De heer Tony van Dijck (PVV):
Contouren zijn geen mandaat! Er is gezegd wat de contouren zijn, maar dat wil niet zeggen dat er een mandaat is om die contouren in te vullen. De Minister zegt dat het geen effect heeft op de schatkist. In 2012 zijn de looptijden verlengd en is de rente verlaagd en dat had een effect van 1 miljard, om precies te zijn: 14 jaar lang 70 miljoen op de begroting. Met andere woorden: als de Minister mij hier wijs wil maken dat het verlengen van looptijden geen effect heeft op de schatkist en op de begroting, is dat onzin. Wij zouden namelijk een deel van die rente-inkomsten teruggestort krijgen in onze begroting. Hetzelfde geldt voor de rentekwijtschelding op Grieks staatspapier. Dat raakt direct de dividenduitkering van De Nederlandsche Bank. Het resterende deel van het ESM gebruiken, raakt ook direct de garantstelling van Nederland. De Minister wil hier vanwege het reces stappen gaan zetten waarvoor hij geen mandaat heeft. Het enige wat ik hem vraag, is om hiermee terug te komen onder parlementair voorbehoud en akkoord van de Kamer te vragen.
Minister Hoekstra:
De heer Van Dijck vat mijn woorden elke keer net even anders samen waardoor ze ook wat anders betekenen, ook wanneer het gaat over de begroting en de schatkist. Bovendien is er een verschil met de situatie in 2012, want toen ging het ook over bilaterale leningen. We kunnen er lang of kort over praten – ik wil best nog eens toelichten hoe het in het verleden is gegaan – maar ik houd staande wat ik er tot nu toe over heb gezegd.
De heer Sneller (D66):
Ik wil graag een slag preciezer worden over het IMF en wat het IMF vraagt. In de geannoteerde agenda staat dat het programma pas geactiveerd kan worden als er meer zekerheid bestaat over de implementatie van schuldmaatregelen, zeker gezien de verschillende inschattingen binnen de Europese Commissie soms. Wat vraagt het IMF aan de Grieken en wat vraagt het IMF aan de eurogroep om daarin te regelen?
Minister Hoekstra:
Ik kom hier in tweede termijn op terug. We kunnen dat in ieder geval een halve slag preciezer beantwoorden, maar moeten dat nog even bestuderen.
De voorzitter:
Dit komt terug in tweede termijn. Tot slot de heer Van Rooijen.

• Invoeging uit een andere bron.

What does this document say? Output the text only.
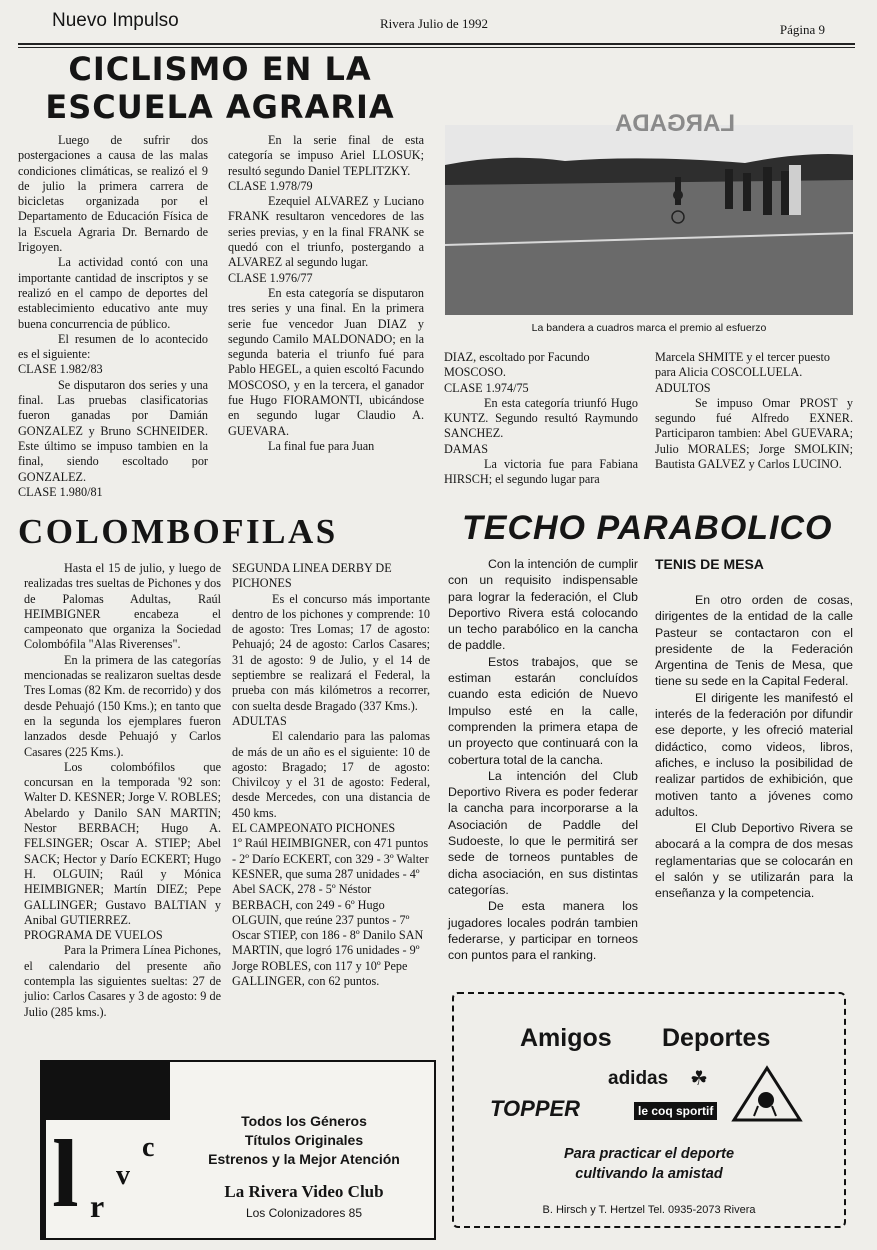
Nuevo Impulso	Rivera Julio de 1992	Página 9
CICLISMO EN LA
ESCUELA AGRARIA

Luego de sufrir dos postergaciones a causa de las malas condiciones climáticas, se realizó el 9 de julio la primera carrera de bicicletas organizada por el Departamento de Educación Física de la Escuela Agraria Dr. Bernardo de Irigoyen.

La actividad contó con una importante cantidad de inscriptos y se realizó en el campo de deportes del establecimiento educativo ante muy buena concurrencia de público.

El resumen de lo acontecido es el siguiente:

CLASE 1.982/83

Se disputaron dos series y una final. Las pruebas clasificatorias fueron ganadas por Damián GONZALEZ y Bruno SCHNEIDER. Este último se impuso tambien en la final, siendo escoltado por GONZALEZ.

CLASE 1.980/81

En la serie final de esta categoría se impuso Ariel LLOSUK; resultó segundo Daniel TEPLITZKY.

CLASE 1.978/79

Ezequiel ALVAREZ y Luciano FRANK resultaron vencedores de las series previas, y en la final FRANK se quedó con el triunfo, postergando a ALVAREZ al segundo lugar.

CLASE 1.976/77

En esta categoría se disputaron tres series y una final. En la primera serie fue vencedor Juan DIAZ y segundo Camilo MALDONADO; en la segunda bateria el triunfo fué para Pablo HEGEL, a quien escoltó Facundo MOSCOSO, y en la tercera, el ganador fue Hugo FIORAMONTI, ubicándose en segundo lugar Claudio A. GUEVARA.

La final fue para Juan

LARGADA
La bandera a cuadros marca el premio al esfuerzo

DIAZ, escoltado por Facundo MOSCOSO.

CLASE 1.974/75

En esta categoría triunfó Hugo KUNTZ. Segundo resultó Raymundo SANCHEZ.

DAMAS

La victoria fue para Fabiana HIRSCH; el segundo lugar para

Marcela SHMITE y el tercer puesto para Alicia COSCOLLUELA.

ADULTOS

Se impuso Omar PROST y segundo fué Alfredo EXNER. Participaron tambien: Abel GUEVARA; Julio MORALES; Jorge SMOLKIN; Bautista GALVEZ y Carlos LUCINO.

COLOMBOFILAS

Hasta el 15 de julio, y luego de realizadas tres sueltas de Pichones y dos de Palomas Adultas, Raúl HEIMBIGNER encabeza el campeonato que organiza la Sociedad Colombófila "Alas Riverenses".

En la primera de las categorías mencionadas se realizaron sueltas desde Tres Lomas (82 Km. de recorrido) y dos desde Pehuajó (150 Kms.); en tanto que en la segunda los ejemplares fueron lanzados desde Pehuajó y Carlos Casares (225 Kms.).

Los colombófilos que concursan en la temporada '92 son: Walter D. KESNER; Jorge V. ROBLES; Abelardo y Danilo SAN MARTIN; Nestor BERBACH; Hugo A. FELSINGER; Oscar A. STIEP; Abel SACK; Hector y Darío ECKERT; Hugo H. OLGUIN; Raúl y Mónica HEIMBIGNER; Martín DIEZ; Pepe GALLINGER; Gustavo BALTIAN y Anibal GUTIERREZ.

PROGRAMA DE VUELOS

Para la Primera Línea Pichones, el calendario del presente año contempla las siguientes sueltas: 27 de julio: Carlos Casares y 3 de agosto: 9 de Julio (285 kms.).

SEGUNDA LINEA DERBY DE PICHONES

Es el concurso más importante dentro de los pichones y comprende: 10 de agosto: Tres Lomas; 17 de agosto: Pehuajó; 24 de agosto: Carlos Casares; 31 de agosto: 9 de Julio, y el 14 de septiembre se realizará el Federal, la prueba con más kilómetros a recorrer, con suelta desde Bragado (337 Kms.).

ADULTAS

El calendario para las palomas de más de un año es el siguiente: 10 de agosto: Bragado; 17 de agosto: Chivilcoy y el 31 de agosto: Federal, desde Mercedes, con una distancia de 450 kms.

EL CAMPEONATO PICHONES

1º Raúl HEIMBIGNER, con 471 puntos - 2º Darío ECKERT, con 329 - 3º Walter KESNER, que suma 287 unidades - 4º Abel SACK, 278 - 5º Néstor BERBACH, con 249 - 6º Hugo OLGUIN, que reúne 237 puntos - 7º Oscar STIEP, con 186 - 8º Danilo SAN MARTIN, que logró 176 unidades - 9º Jorge ROBLES, con 117 y 10º Pepe GALLINGER, con 62 puntos.

TECHO PARABOLICO

Con la intención de cumplir con un requisito indispensable para lograr la federación, el Club Deportivo Rivera está colocando un techo parabólico en la cancha de paddle.

Estos trabajos, que se estiman estarán concluídos cuando esta edición de Nuevo Impulso esté en la calle, comprenden la primera etapa de un proyecto que continuará con la cobertura total de la cancha.

La intención del Club Deportivo Rivera es poder federar la cancha para incorporarse a la Asociación de Paddle del Sudoeste, lo que le permitirá ser sede de torneos puntables de dicha asociación, en sus distintas categorías.

De esta manera los jugadores locales podrán tambien federarse, y participar en torneos con puntos para el ranking.

TENIS DE MESA

En otro orden de cosas, dirigentes de la entidad de la calle Pasteur se contactaron con el presidente de la Federación Argentina de Tenis de Mesa, que tiene su sede en la Capital Federal.

El dirigente les manifestó el interés de la federación por difundir ese deporte, y les ofreció material didáctico, como videos, libros, afiches, e incluso la posibilidad de realizar partidos de exhibición, que motiven tanto a jóvenes como adultos.

El Club Deportivo Rivera se abocará a la compra de dos mesas reglamentarias que se colocarán en el salón y se utilizarán para la enseñanza y la competencia.

l r
v
c
Todos los Géneros
Títulos Originales
Estrenos y la Mejor Atención
La Rivera Video Club
Los Colonizadores 85
Amigos Deportes
adidas ☘
TOPPER	le coq sportif
Para practicar el deporte
cultivando la amistad
B. Hirsch y T. Hertzel Tel. 0935-2073 Rivera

De heer Van Rooijen (50PLUS):
De Minister zegt dat we niet weten waar de Italianen concreet mee komen, met de begroting en dergelijke. De Italianen weten wel dat als je de Europese budgettaire regels overtreedt, sancties niet zullen volgen. De Commissie moet dan eventueel optreden, maar we weten dat Frankrijk daar tien jaar lang buiten is gebleven. Volgens Juncker is Frankrijk anders dan andere landen en dat zal volgens hem zeker ook voor Italië gelden. Er komt niets van terecht. Als de Minister zegt dat we het moeten afwachten, zodat het op een gegeven moment zal komen, en het zit scheef, weet ik nu al dat de Europese Commissie gewoon achterover blijft leunen. Deelt de Minister mijn zorg? Of zegt hij: wij zullen ervoor moeten zorgen dat de Commissie de sanctiebevoegdheid tot een sanctieverplichting maakt
Minister Hoekstra:
In zijn algemeenheid ben ik volgens mij heel specifiek geweest. Ik denk dat de Unie en de stabiliteit en de robuustheid van de Unie aan kracht zouden winnen als we harder onze eigen regels zouden handhaven. Ik ben bereid – ik heb dat zowel hier gezegd als meerdere malen in de eurogroep – om nog eens te bekijken hoe je dat palet aan regels kan verbeteren en mogelijk kan versimpelen. Laten we eerlijk zijn, de kern is of je bereid bent om te handhaven. Ben je bereid om werkelijk te handhaven en de consequenties te trekken? Dat is waar het in de kern om gaat. Ik geloof best dat er nog wat te verbeteren en te verfraaien is aan het palet aan regels, maar de handhavingsvraag is de daadwerkelijke vraag. Als je wat er nu ligt – dat is niet perfect, maar ook niet slecht – zeer stevig zou handhaven, zou je een deel van de problemen die we nu hebben, niet hebben.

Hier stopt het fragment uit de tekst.